CVE-2025-66960 is a vulnerability identified in the open-source or proprietary software component ollama, specifically version 0.12.10. The issue arises in the function readGGUFV1String located in the source file fs/ggml/gguf.go. This function is responsible for reading string lengths from GGUF metadata, which is untrusted input. Due to insufficient validation of the string length value, a remote attacker can supply malformed GGUF metadata that triggers excessive resource consumption or crashes the application, resulting in a denial of service (DoS). The vulnerability is categorized under CWE-400, indicating uncontrolled resource consumption, and CWE-20, which involves improper input validation. The CVSS v3.1 base score is 7.5, reflecting high severity, with attack vector being network (AV:N), low attack complexity (AC:L), no privileges required (PR:N), no user interaction (UI:N), and impact limited to availability (A:H) without affecting confidentiality or integrity. No patches or fixes are currently listed, and no exploits have been reported in the wild as of the publication date (January 21, 2026). This vulnerability could be exploited by attackers to disrupt services relying on ollama, potentially impacting AI/ML workflows or applications that utilize GGUF metadata parsing. The lack of authentication or user interaction requirements increases the risk of automated exploitation attempts.

For European organizations, the primary impact of CVE-2025-66960 is the potential for denial of service attacks that could disrupt critical AI/ML services or software relying on ollama components. This could lead to downtime, loss of productivity, and interruption of business operations, particularly in sectors heavily dependent on AI technologies such as finance, healthcare, manufacturing, and research institutions. The vulnerability does not compromise data confidentiality or integrity but can degrade system availability, which is critical for real-time or high-availability environments. Organizations running vulnerable versions in production or development environments may face increased risk of targeted attacks or automated scanning. Additionally, the disruption could affect supply chains or collaborative projects involving AI models if shared infrastructure is impacted. The lack of known exploits currently provides a window for proactive mitigation, but the ease of exploitation and network accessibility make timely remediation essential.

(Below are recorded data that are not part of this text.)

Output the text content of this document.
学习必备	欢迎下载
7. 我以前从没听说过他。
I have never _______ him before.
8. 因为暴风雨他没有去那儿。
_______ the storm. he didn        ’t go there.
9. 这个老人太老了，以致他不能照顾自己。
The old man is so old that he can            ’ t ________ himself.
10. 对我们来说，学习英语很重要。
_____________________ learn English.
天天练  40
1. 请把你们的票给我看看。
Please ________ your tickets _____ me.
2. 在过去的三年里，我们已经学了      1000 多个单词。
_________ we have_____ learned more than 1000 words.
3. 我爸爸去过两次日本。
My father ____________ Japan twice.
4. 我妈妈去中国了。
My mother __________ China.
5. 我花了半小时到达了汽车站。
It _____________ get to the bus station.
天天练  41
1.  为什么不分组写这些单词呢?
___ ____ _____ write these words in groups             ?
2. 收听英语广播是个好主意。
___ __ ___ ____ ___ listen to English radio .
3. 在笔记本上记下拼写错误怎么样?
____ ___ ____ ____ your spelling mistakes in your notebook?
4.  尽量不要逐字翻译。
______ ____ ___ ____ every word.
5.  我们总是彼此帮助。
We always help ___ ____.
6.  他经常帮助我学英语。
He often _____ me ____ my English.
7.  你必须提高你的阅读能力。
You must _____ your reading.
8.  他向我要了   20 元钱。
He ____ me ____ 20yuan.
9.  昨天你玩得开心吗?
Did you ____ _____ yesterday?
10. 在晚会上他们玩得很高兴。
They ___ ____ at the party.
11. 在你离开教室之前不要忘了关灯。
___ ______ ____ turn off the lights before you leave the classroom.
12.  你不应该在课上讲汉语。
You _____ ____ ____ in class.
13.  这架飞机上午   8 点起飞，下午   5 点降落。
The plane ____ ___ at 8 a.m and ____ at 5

1. Monitor official ollama repositories and vendor communications for patches or updates addressing CVE-2025-66960 and apply them promptly once available. 2. Implement network-level access controls to restrict exposure of services parsing GGUF metadata to trusted internal networks or VPNs only. 3. Employ input validation and sanitization mechanisms at the application or middleware layer to detect and reject malformed GGUF metadata before processing. 4. Use runtime application self-protection (RASP) or web application firewalls (WAF) with custom rules to detect anomalous requests targeting the vulnerable function. 5. Conduct regular vulnerability scanning and penetration testing focused on AI/ML components and their dependencies. 6. Establish monitoring and alerting for unusual resource consumption or application crashes related to ollama services. 7. Educate development and security teams about the risks of improper input validation in AI/ML software to prevent similar issues in future code. 8. Consider isolating or sandboxing the processing of untrusted GGUF metadata to limit the impact of potential exploitation.